Continuano, a distanza ormai di diversi giorni, gli attestati di solidarietà nei confronti di Domenico e Adolfo De Santis, padre e figlio, rispettivamente segretario del Circolo Cittadino del PD e componente del comitato regionale del partito nonché portavoce dei giovani Dem di Villapiana, destinatari nei giorni scorsi di due lettere anonime dai toni e dai contenuti minatori che hanno destato sorpresa e scalpore nella comunità oltre che tra le forze politiche locali.

Tutti, dal presidente Oliverio agli onorevoli Aieta e Bevacqua, dal segretario provinciale Guglielmelli all’ex deputato Laratta, dal sindaco Montalti ai consiglieri di Maggioranza e di Minoranza, hanno esecrato il vile gesto compiuto ai danni della famiglia De Santis e manifestato la loro solidarietà ed il loro sostegno ai due esponenti politici, vittime dell’anonimo tentativo di intimidazione. «Piena ed incondizionata solidarietà nei confronti del segretario Domenico De Santis e della sua famiglia – si legge in una nota del Circolo PD di Villpaiana - per il gesto ignobile che li vede coinvolti in questi giorni. Le minacce, ancor di più anonime, sono frutto dell'ignoranza e della non democrazia. Noi ci batteremo sempre perchè questo stato di cose cambi radicalmente.
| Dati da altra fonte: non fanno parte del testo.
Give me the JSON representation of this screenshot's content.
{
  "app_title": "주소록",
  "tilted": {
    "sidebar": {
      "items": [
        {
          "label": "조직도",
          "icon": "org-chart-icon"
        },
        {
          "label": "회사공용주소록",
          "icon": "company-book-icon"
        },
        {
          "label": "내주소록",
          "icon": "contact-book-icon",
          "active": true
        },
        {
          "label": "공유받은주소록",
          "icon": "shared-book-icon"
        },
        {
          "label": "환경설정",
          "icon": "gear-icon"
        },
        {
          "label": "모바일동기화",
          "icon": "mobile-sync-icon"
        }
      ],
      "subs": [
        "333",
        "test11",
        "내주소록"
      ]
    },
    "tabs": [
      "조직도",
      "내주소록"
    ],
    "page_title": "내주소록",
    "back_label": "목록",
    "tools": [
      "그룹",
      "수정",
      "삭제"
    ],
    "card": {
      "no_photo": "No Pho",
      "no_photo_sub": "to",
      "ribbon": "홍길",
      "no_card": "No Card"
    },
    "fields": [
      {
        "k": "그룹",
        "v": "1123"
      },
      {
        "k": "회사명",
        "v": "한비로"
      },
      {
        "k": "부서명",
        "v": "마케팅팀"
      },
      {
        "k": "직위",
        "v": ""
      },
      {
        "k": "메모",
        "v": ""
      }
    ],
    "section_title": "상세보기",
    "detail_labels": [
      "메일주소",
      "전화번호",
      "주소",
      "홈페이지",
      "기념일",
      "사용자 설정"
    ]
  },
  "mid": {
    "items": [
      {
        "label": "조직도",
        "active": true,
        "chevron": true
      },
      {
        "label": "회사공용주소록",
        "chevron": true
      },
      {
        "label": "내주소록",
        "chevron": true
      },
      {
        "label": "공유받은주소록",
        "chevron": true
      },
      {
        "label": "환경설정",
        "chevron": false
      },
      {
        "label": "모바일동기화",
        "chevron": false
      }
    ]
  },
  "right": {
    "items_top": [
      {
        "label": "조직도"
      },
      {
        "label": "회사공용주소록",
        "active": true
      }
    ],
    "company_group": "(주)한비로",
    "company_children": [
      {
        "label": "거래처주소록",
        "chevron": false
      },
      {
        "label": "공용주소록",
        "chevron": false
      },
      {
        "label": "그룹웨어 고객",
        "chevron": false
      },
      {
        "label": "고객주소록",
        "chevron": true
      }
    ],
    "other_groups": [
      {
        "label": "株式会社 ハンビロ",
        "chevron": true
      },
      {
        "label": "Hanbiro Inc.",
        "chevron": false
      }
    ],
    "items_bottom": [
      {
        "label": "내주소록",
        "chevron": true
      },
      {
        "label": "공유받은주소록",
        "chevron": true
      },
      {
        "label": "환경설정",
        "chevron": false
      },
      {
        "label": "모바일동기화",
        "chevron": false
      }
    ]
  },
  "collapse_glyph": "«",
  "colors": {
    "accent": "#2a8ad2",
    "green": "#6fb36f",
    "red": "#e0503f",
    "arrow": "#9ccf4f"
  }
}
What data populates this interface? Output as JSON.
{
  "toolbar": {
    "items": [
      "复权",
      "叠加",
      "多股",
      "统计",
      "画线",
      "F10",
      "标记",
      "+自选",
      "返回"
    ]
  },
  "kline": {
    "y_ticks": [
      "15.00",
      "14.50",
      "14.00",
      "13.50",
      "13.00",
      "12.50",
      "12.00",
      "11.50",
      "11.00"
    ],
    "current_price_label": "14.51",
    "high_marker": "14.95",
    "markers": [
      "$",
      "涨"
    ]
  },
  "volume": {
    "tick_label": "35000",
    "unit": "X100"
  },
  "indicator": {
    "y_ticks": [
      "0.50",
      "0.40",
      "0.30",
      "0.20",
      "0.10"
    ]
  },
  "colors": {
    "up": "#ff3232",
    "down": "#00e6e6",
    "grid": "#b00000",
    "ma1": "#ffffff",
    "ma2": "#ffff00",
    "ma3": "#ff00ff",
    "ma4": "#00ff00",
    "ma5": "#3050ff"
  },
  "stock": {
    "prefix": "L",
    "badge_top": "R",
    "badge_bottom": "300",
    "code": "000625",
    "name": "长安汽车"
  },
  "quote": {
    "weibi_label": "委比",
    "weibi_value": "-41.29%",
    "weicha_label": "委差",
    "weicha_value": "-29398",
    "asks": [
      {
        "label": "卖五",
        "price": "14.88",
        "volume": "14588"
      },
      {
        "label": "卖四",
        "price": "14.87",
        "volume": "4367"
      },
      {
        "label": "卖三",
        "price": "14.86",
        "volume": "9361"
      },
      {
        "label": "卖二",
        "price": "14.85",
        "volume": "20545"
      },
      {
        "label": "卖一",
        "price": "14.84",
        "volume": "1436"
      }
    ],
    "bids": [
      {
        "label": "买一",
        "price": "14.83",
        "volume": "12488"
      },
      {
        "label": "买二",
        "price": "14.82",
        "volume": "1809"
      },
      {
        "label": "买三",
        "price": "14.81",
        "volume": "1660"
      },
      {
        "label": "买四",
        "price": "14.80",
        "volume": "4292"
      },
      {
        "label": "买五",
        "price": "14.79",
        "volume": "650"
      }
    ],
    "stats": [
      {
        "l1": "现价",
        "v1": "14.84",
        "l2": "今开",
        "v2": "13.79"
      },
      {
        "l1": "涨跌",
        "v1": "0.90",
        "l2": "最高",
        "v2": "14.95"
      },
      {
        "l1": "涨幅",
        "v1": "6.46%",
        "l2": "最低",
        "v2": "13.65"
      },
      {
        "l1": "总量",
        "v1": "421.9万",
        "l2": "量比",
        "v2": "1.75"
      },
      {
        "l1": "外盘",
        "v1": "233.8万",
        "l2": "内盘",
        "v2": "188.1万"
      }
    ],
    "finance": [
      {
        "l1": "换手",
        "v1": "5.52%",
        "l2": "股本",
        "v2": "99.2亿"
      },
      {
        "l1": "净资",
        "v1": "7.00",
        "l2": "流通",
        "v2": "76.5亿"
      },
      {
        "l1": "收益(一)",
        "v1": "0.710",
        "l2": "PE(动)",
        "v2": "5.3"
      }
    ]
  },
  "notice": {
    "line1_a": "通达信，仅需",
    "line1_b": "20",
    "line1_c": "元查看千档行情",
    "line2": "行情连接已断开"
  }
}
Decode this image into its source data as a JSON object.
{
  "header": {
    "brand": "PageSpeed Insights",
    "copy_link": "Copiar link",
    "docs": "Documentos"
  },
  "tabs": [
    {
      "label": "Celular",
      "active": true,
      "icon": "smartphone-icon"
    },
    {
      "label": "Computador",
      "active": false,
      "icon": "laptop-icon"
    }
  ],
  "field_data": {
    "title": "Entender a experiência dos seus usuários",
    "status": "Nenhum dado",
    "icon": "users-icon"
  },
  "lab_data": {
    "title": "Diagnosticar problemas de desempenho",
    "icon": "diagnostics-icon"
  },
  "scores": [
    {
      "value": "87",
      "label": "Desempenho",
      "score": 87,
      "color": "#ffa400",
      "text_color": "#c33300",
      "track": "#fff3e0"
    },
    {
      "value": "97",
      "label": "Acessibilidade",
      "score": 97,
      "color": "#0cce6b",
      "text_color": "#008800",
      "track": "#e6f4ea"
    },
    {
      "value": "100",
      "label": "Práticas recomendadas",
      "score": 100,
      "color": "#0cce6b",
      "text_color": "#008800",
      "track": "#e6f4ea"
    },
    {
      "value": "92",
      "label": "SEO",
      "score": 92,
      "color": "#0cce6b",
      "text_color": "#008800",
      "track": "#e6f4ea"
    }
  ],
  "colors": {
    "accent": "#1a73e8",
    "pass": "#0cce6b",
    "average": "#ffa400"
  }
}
La nostra comunità è sana e non vuole convivere con atti simili, non ci faremo mai intimidire dalle minacce». Ma gli atti intimidatori accaduti a Villapiana, assieme alle minacce e alle violenze subite da altri esponenti del mondo politico e giornalistico calabrese, hanno avuto eco anche presso il Parlamento e sono stati al centro di un'Interrogazione Parlamentare al Ministro dell'Interno presentata ieri dai parlamentari Ernesto Magorno, Stefania Covello, Enza Bruno Bossio, Nico Stumpo, Bruno Censore, Nicodemo Oliverio e Demetrio Battaglia. Da parte sua Adolfo, il più giovane dei due De Santis, ha fatto da portavoce della famiglia ed ha ringraziato tutti per la vicinanza e la solidarietà ricevuta. «In questi giorni di riflessione, - ha scritto Adolfo De Santis – grazie soprattutto al vostro importante supporto morale, si é rafforzato in me un convincimento particolare: nonostante tutto é giusto e doveroso proseguire nella mia lotta politica, nel mio impegno quotidiano per l'affermazione della “Buona Politica” (quella che abbiamo nel cuore). Ho, pertanto, un solo modo per rendere onore al vostro affetto: andare avanti con coraggio ed a viso aperto. Non un saluto quindi ma un invito alla prossima battaglia perché davvero qui c' é da cambiare tutto. Gli artefici dell’ignobile gesto intimidatorio – ha concluso il giovane Dem - non avranno la nostra paura ma la nostra lotta inflessibile per la legalità. Al servizio di un popolo che mi ha formato e che debbo amare anche quando questo amore richiede maggiore sacrificio».